In the following century Kropfsberg was one of the largest castles in Tyrol. It was protected by a double ring wall. This expansion was intended to further assert sovereign power and strength. It extended to an area of 26,000 m2, but only had accommodation for 60 to 80 people.

In the year 1592 the court seat of Kropfsberg was moved to Zell am Ziller, which led to the decline of the castle. As a result of the fact that the castle was only inhabited by people and was no longer maintained, the first buildings collapsed in 1673. During the Bavarian Rummel in 1703, the castle was drafted into the fighting with, as Bavarian soldiers had settled there. The Tyrolese shooters drove the invaders out again.

In 1809, during the Napoleonic wars, Tyrol briefly passed to Bavaria by the Treaty of Schönbrunn before being absorbed into Austria in 1814. The castle complex shared the same fate as many others and the now ruined castle was auctioned off. In 1850, the gate tower was renovated to make it habitable again. In 1905 the material of the still preserved ring wall was reused.

In 1940, the Meraner Sepp Auffinger bought the property. He had the gate tower renovated again.

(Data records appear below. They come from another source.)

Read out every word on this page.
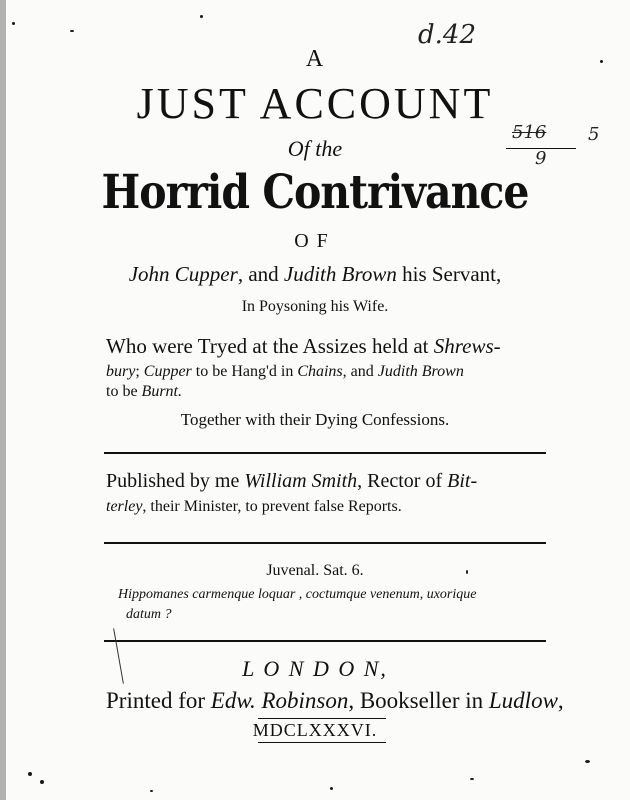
d.42
516 5
9
A
JUST ACCOUNT
Of the
Horrid Contrivance
OF
John Cupper, and Judith Brown his Servant,
In Poysoning his Wife.
Who were Tryed at the Assizes held at Shrews-
bury; Cupper to be Hang'd in Chains, and Judith Brown
to be Burnt.
Together with their Dying Confessions.
Published by me William Smith, Rector of Bit-
terley, their Minister, to prevent false Reports.
Juvenal. Sat. 6.
Hippomanes carmenque loquar , coctumque venenum, uxorique
datum ?
L O N D O N,
Printed for Edw. Robinson, Bookseller in Ludlow,
MDCLXXXVI.
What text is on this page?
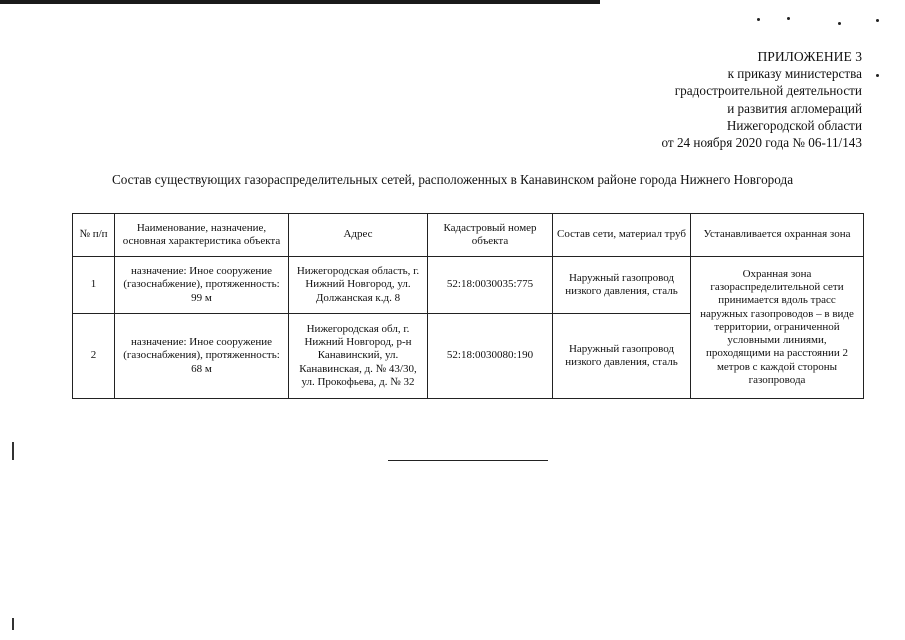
ПРИЛОЖЕНИЕ 3
к приказу министерства
градостроительной деятельности
и развития агломераций
Нижегородской области
от 24 ноября 2020 года № 06-11/143
Состав существующих газораспределительных сетей, расположенных в Канавинском районе города Нижнего Новгорода
№ п/п	Наименование, назначение, основная характеристика объекта	Адрес	Кадастровый номер объекта	Состав сети, материал труб	Устанавливается охранная зона
1	назначение: Иное сооружение (газоснабжение), протяженность: 99 м	Нижегородская область, г. Нижний Новгород, ул. Должанская к.д. 8	52:18:0030035:775	Наружный газопровод низкого давления, сталь	Охранная зона газораспределительной сети принимается вдоль трасс наружных газопроводов – в виде территории, ограниченной условными линиями, проходящими на расстоянии 2 метров с каждой стороны газопровода
2	назначение: Иное сооружение (газоснабжения), протяженность: 68 м	Нижегородская обл, г. Нижний Новгород, р-н Канавинский, ул. Канавинская, д. № 43/30, ул. Прокофьева, д. № 32	52:18:0030080:190	Наружный газопровод низкого давления, сталь	
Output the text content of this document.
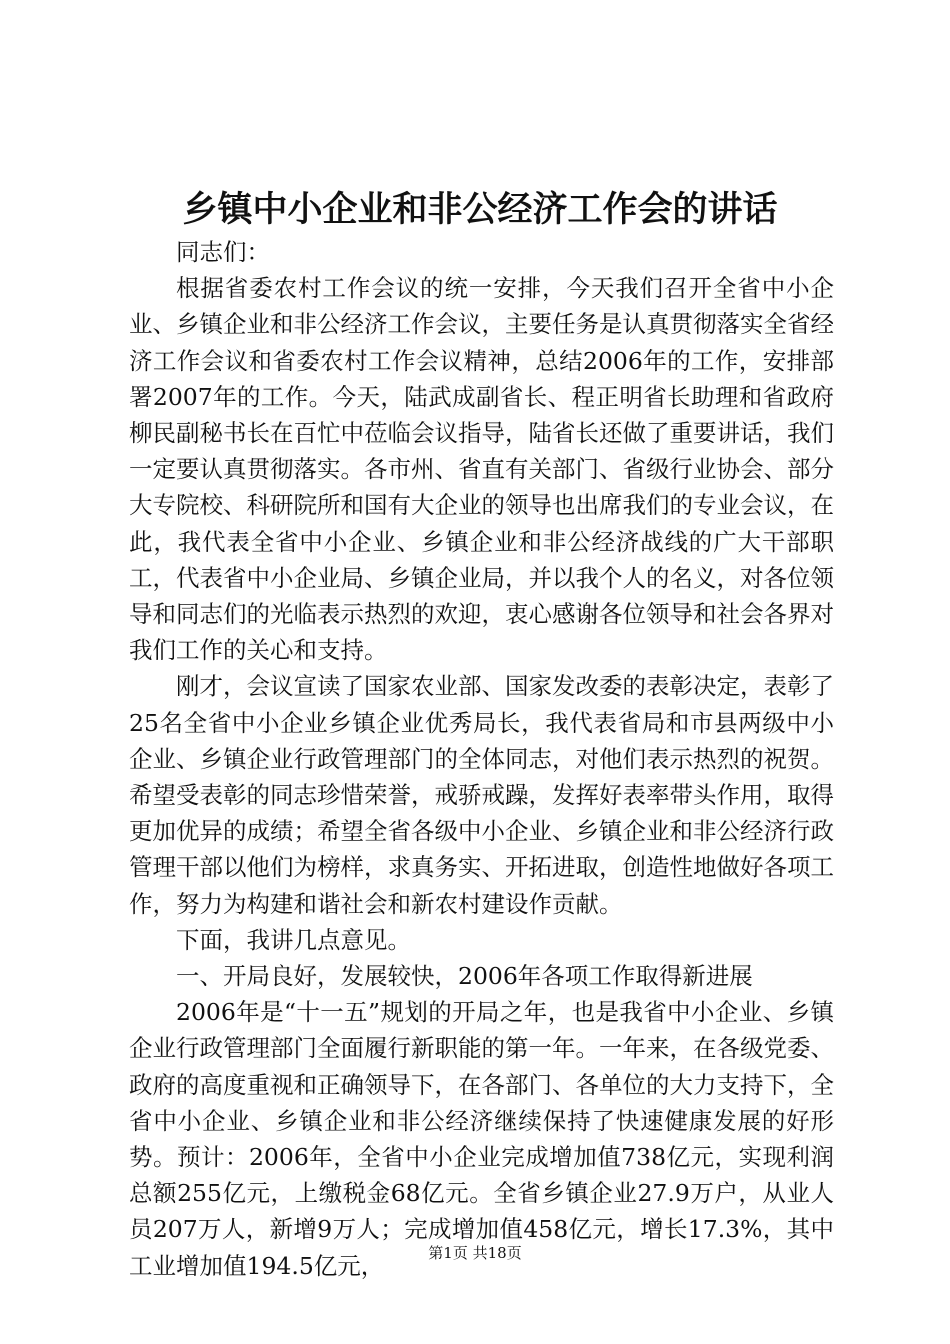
乡镇中小企业和非公经济工作会的讲话

同志们：

根据省委农村工作会议的统一安排，今天我们召开全省中小企业、乡镇企业和非公经济工作会议，主要任务是认真贯彻落实全省经济工作会议和省委农村工作会议精神，总结2006年的工作，安排部署2007年的工作。今天，陆武成副省长、程正明省长助理和省政府柳民副秘书长在百忙中莅临会议指导，陆省长还做了重要讲话，我们一定要认真贯彻落实。各市州、省直有关部门、省级行业协会、部分大专院校、科研院所和国有大企业的领导也出席我们的专业会议，在此，我代表全省中小企业、乡镇企业和非公经济战线的广大干部职工，代表省中小企业局、乡镇企业局，并以我个人的名义，对各位领导和同志们的光临表示热烈的欢迎，衷心感谢各位领导和社会各界对我们工作的关心和支持。

刚才，会议宣读了国家农业部、国家发改委的表彰决定，表彰了25名全省中小企业乡镇企业优秀局长，我代表省局和市县两级中小企业、乡镇企业行政管理部门的全体同志，对他们表示热烈的祝贺。希望受表彰的同志珍惜荣誉，戒骄戒躁，发挥好表率带头作用，取得更加优异的成绩；希望全省各级中小企业、乡镇企业和非公经济行政管理干部以他们为榜样，求真务实、开拓进取，创造性地做好各项工作，努力为构建和谐社会和新农村建设作贡献。

下面，我讲几点意见。

一、开局良好，发展较快，2006年各项工作取得新进展

2006年是“十一五”规划的开局之年，也是我省中小企业、乡镇企业行政管理部门全面履行新职能的第一年。一年来，在各级党委、政府的高度重视和正确领导下，在各部门、各单位的大力支持下，全省中小企业、乡镇企业和非公经济继续保持了快速健康发展的好形势。预计：2006年，全省中小企业完成增加值738亿元，实现利润总额255亿元，上缴税金68亿元。全省乡镇企业27.9万户，从业人员207万人，新增9万人；完成增加值458亿元，增长17.3%，其中工业增加值194.5亿元，	第1页 共18页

In the last year of the Second World War, the western Palamau collapsed due to bombardment in the vicinity. The castle ruins have been preserved and restored since 1985. Therefore, even today remains of the cistern and the Gothic castle chapel are preserved. Today, the castle is privately owned by Hanno Vogl-Fernheim.

== Description ==

A prehistoric hilltop settlement with shallow ramparts and small terraces was largely destroyed by the overbuilding of the medieval castle. [1] The castle with its three towers of almost equal height is unique in Tyrol. From the first castle, only the west-facing freestanding tower remains. Built around a hexagonal courtyard, the Romanesque stronghold dates back to the second building, of which only the two keepers still exist. The middle tower has only light slots in the lower area. The residential floors with their large windows and different masonry were set up by Archbishop Leonhard. The keep was rebuilt after the Second World War to lookout tower. Furthermore, the remains of the 16th-century Rupertus Chapel are still there. The 47 m deep cistern is located in the middle of the yard. The outer ring wall together with the bastions is still partially preserved.